Una piccola luce che cercava di superare il buio delle posizioni ideologiche sul lavoro, che non è - come qualcuno vorrebbe - una merce di scambio come le altre, ma che comunque deve evolvere e cambiare i suoi assetti. Marco Biagi non riuscì a vedere la rivoluzione provocata dall'ingresso della Cina del Wto (ingresso che divenne ufficiale nel dicembre 2001). Ma con la lungimiranza del riformista autentico capì che la globalizzazione e la competizione tra sistemi economici avrebbero imposto un cambiamento radicale del modo di intendere il lavoro. Una lezione che, in questi dieci anni, l'Italia non è riuscita ad applicare per colpa di tutti. I sindacati sono rimasti arroccati su posizioni spesso ideologiche e vecchie. Gli imprenditori, al di là dei proclami fatti in mille convegni, hanno mostrato di essere incapaci di guardare oltre il tornaconto immediato. Mentre i politici o guardavano da un'altra parte o provavano a cambiare gli assetti contrattuali facendo prevalere logiche punitive alla volontà di migliorare il lavoro e i suoi assetti.
Ora il governo Monti - con la riforma del mercato del lavoro e la modifica dell'articolo 18 - vuole portare il paese nel lavoro nuovo. Il valore cardine è l'occupabilità che sostituisce e cambia il concetto di occupazione. Quest'ultima era pensata e serviva in un modello economico fordista-taylorista, per sua natura rigido e, se vogliamo, anche prevedibile (sempre all'interno dell'aleatorietà dell'economia). È un modello che è andato bene fino alla rivoluzione introdotta dalla globalizzazione. E nella stragrande maggioranza dei casi, prevedeva che il lavoratore entrasse in azienda ragazzino e ne uscisse da pensionato. In un simile percorso di lavoro si poteva anche prevedere con ragionevole certezza la progressione di carriera di ognuno.

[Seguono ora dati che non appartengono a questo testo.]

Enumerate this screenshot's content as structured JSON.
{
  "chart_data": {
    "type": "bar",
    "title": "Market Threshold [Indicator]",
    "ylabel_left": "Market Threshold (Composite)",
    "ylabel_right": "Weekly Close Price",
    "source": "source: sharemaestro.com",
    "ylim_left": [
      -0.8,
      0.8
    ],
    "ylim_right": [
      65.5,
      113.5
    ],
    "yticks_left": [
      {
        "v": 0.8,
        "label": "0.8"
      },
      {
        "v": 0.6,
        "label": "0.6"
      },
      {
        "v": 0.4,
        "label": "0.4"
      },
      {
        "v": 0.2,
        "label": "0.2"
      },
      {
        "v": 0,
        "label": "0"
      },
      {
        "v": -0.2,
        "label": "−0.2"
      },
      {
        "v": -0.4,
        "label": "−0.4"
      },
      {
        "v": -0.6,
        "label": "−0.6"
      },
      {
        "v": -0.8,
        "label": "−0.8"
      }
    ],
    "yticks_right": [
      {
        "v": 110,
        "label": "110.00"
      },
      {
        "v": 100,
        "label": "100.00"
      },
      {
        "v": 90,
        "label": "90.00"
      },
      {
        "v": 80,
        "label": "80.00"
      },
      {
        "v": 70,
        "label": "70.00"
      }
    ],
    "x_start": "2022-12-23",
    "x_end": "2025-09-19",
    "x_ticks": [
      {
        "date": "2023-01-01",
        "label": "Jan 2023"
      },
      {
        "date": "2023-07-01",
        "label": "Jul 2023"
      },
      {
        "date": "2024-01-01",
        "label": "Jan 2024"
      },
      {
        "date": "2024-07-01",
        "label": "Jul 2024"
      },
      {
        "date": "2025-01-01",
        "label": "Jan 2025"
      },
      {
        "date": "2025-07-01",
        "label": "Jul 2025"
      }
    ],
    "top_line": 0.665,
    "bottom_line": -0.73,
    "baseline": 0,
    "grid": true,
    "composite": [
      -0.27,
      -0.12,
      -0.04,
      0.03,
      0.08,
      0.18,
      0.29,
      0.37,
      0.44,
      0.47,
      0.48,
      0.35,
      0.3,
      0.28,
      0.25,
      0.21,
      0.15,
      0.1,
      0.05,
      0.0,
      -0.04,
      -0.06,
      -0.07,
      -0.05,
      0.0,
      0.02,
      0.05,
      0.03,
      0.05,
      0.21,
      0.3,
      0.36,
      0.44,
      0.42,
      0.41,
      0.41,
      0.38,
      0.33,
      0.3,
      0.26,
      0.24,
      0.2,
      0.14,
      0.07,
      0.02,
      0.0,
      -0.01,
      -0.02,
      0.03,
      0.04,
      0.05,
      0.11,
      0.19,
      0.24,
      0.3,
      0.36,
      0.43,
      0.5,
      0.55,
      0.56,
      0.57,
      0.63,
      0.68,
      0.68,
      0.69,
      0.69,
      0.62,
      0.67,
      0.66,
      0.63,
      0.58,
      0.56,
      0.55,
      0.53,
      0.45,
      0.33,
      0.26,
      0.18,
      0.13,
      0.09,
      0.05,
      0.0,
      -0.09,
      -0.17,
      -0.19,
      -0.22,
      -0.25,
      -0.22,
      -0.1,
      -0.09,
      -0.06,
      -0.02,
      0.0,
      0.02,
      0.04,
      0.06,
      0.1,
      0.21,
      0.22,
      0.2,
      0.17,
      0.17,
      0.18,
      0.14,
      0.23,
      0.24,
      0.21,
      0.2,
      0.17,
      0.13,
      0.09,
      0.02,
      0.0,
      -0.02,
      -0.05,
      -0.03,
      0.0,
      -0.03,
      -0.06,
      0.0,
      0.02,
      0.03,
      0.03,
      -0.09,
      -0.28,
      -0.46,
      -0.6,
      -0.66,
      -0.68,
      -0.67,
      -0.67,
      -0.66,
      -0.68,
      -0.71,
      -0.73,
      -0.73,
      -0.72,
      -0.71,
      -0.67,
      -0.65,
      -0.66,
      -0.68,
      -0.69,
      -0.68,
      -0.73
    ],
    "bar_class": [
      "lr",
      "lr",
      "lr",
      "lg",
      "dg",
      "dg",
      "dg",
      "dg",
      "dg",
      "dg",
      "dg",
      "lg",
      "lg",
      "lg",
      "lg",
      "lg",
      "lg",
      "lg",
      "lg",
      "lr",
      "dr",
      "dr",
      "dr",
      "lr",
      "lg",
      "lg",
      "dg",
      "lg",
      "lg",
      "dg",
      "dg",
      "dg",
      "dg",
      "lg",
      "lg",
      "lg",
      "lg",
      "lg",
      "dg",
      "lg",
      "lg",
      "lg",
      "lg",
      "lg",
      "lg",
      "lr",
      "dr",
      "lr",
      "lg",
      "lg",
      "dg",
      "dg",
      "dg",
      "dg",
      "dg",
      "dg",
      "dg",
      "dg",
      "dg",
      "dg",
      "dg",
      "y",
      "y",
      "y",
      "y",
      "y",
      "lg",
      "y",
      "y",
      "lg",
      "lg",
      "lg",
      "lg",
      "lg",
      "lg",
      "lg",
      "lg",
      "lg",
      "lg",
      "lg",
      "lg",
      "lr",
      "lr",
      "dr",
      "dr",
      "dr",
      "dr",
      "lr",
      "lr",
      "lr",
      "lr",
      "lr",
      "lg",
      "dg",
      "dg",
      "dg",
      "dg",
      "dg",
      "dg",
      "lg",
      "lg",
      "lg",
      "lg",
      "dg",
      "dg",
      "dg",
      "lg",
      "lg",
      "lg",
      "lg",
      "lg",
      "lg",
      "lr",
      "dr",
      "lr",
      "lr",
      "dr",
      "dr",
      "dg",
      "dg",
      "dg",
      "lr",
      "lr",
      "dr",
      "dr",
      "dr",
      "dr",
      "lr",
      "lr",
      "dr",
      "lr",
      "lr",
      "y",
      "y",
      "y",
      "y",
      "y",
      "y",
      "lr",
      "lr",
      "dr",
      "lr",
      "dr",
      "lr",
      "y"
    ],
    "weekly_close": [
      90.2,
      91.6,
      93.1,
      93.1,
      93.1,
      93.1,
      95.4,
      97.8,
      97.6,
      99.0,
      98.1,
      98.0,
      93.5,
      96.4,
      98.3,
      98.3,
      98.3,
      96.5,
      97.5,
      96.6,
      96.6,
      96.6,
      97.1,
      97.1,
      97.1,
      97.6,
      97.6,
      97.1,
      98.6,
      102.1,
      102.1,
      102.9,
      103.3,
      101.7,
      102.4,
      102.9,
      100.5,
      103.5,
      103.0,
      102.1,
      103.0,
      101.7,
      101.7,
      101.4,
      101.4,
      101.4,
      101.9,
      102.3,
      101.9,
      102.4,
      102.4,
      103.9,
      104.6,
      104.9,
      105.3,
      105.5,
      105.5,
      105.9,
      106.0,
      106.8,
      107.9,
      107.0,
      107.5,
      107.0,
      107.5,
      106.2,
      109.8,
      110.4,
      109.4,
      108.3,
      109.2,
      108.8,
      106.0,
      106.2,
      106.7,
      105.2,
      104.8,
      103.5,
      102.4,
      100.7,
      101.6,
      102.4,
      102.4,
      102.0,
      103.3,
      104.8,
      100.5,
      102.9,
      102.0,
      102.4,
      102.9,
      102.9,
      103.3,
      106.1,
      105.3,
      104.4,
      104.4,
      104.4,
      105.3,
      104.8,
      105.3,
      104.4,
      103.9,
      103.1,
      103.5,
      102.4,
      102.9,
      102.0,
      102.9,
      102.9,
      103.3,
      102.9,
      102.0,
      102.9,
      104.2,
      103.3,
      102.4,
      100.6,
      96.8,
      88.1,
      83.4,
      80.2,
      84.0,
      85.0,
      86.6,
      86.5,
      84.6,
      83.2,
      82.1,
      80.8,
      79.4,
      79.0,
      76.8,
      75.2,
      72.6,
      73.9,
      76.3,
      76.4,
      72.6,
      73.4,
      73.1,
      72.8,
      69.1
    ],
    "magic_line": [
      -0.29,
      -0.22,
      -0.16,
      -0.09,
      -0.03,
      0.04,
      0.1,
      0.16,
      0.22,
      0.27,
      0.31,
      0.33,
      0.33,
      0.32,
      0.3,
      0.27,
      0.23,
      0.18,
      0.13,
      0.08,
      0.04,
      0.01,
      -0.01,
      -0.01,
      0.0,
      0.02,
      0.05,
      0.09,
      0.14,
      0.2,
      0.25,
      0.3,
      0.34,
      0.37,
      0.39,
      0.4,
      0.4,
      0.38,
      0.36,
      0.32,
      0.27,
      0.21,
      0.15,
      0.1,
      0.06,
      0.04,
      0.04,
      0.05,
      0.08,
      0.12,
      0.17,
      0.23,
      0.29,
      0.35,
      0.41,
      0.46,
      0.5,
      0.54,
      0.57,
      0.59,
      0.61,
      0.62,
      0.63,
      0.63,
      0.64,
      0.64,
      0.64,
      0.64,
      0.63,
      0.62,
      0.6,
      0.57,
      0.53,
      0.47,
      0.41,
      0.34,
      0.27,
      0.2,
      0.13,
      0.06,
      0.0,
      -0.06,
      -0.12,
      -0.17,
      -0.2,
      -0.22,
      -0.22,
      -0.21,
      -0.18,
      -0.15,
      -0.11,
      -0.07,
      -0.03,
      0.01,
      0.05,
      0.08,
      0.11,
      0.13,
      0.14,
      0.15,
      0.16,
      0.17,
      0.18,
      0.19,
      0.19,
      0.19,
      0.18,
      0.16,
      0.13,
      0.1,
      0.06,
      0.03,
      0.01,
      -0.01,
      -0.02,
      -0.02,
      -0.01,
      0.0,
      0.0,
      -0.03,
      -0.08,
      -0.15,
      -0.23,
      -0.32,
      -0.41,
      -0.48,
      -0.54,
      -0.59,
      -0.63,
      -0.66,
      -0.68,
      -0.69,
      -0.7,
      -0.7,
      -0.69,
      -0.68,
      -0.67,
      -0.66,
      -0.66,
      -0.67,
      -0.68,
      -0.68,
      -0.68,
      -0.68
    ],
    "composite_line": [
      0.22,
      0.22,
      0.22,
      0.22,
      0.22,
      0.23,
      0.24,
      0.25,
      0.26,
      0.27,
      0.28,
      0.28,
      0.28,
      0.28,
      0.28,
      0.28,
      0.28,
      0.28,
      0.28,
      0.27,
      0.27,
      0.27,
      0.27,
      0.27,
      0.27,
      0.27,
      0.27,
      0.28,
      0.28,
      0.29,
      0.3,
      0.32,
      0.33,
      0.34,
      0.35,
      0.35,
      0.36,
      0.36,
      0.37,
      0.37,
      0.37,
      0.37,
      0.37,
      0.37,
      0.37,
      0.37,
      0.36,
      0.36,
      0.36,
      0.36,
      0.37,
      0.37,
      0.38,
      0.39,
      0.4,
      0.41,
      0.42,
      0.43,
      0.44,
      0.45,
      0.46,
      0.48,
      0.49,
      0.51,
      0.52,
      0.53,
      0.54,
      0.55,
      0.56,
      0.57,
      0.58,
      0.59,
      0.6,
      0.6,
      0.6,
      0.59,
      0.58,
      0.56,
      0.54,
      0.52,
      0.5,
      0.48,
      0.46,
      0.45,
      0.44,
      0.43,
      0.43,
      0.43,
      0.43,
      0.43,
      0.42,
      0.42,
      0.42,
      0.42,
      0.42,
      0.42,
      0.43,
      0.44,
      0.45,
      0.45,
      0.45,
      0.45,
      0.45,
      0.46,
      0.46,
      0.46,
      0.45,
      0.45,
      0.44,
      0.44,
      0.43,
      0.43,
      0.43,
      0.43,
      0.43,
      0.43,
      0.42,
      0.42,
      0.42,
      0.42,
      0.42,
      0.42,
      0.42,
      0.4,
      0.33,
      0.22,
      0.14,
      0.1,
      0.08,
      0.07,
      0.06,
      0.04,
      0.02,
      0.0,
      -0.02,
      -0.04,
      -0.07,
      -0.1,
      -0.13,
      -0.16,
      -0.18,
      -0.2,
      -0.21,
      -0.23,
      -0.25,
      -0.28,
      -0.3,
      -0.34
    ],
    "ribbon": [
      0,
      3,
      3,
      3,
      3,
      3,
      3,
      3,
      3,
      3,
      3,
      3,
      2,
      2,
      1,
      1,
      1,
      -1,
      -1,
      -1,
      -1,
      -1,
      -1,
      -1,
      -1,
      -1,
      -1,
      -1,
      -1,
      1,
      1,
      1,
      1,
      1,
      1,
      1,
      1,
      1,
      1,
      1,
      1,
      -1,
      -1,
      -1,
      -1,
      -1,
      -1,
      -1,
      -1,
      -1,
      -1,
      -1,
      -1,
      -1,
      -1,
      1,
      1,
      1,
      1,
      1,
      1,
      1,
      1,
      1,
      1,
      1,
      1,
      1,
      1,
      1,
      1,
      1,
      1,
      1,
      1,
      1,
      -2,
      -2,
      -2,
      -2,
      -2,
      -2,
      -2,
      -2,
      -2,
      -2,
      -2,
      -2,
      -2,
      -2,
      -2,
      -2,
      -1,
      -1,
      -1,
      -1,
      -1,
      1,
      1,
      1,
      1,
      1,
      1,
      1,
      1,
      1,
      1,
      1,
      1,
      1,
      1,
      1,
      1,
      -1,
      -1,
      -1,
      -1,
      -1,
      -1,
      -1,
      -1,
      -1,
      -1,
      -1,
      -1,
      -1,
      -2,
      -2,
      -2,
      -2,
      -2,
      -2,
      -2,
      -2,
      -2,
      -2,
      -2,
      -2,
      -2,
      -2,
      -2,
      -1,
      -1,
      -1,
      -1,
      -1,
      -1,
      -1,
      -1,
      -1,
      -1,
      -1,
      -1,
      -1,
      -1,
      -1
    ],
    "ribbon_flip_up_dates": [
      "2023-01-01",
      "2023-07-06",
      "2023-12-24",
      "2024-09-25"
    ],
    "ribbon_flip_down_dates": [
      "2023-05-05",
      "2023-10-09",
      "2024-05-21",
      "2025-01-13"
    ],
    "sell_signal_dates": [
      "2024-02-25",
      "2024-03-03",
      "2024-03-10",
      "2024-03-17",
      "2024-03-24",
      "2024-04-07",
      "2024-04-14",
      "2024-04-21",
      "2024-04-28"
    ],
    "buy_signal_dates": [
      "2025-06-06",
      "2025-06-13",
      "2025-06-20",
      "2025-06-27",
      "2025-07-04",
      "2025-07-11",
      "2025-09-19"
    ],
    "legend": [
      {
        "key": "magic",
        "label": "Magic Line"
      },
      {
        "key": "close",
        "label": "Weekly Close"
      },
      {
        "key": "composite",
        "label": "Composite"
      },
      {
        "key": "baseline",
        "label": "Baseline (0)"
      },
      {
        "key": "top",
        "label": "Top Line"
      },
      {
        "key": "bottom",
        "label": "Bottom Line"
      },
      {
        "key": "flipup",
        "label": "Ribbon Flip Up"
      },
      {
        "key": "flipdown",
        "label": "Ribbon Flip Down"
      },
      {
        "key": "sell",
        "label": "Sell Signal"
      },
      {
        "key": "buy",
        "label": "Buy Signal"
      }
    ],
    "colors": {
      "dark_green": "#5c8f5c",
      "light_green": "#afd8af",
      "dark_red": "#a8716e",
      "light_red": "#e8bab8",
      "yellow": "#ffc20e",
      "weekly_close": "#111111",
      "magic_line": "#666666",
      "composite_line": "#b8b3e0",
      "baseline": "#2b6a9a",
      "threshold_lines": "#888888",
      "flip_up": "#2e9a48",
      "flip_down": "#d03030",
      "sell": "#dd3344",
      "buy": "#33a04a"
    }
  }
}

Poi, l'economia è diventata globale. Per restare competitive sui mercati le nazioni più avanzate sono entrate nell'economia della conoscenza e della flessibilità che richiede alle aziende un assetto diverso, al quale si devono adattare tutte le componenti, lavoro compreso. In questo contesto, il modello del mercato del lavoro che sposa meglio le esigenze di flessibilità e produttività con la tutela dei lavoratori è la flexicurity scandinava.
È un modello che si può copiare, ma il problema è la sua applicazione. La cultura economica e d'impresa italiana non è quella degli scandinavi. Quindi, per riuscire a rendere efficace anche in Italia la flexicurity tutti i soggetti devono superare diffidenze e pretese di rivalsa. E soprattutto bisogna introdurre un sistema di formazione continua per i lavoratori, che devono poter disporre di un bagaglio di competenze sempre aggiornato sulle esigenze del mercato e delle imprese. Solo così, i lavoratori nel momento in cui perdono un lavoro possono avere l'opportunità di trovarne un altro.
La domanda al momento senza risposta è: in Italia si riuscirà a costruire un sistema efficiente ed efficace (e non costruito su clientele) di formazione continua?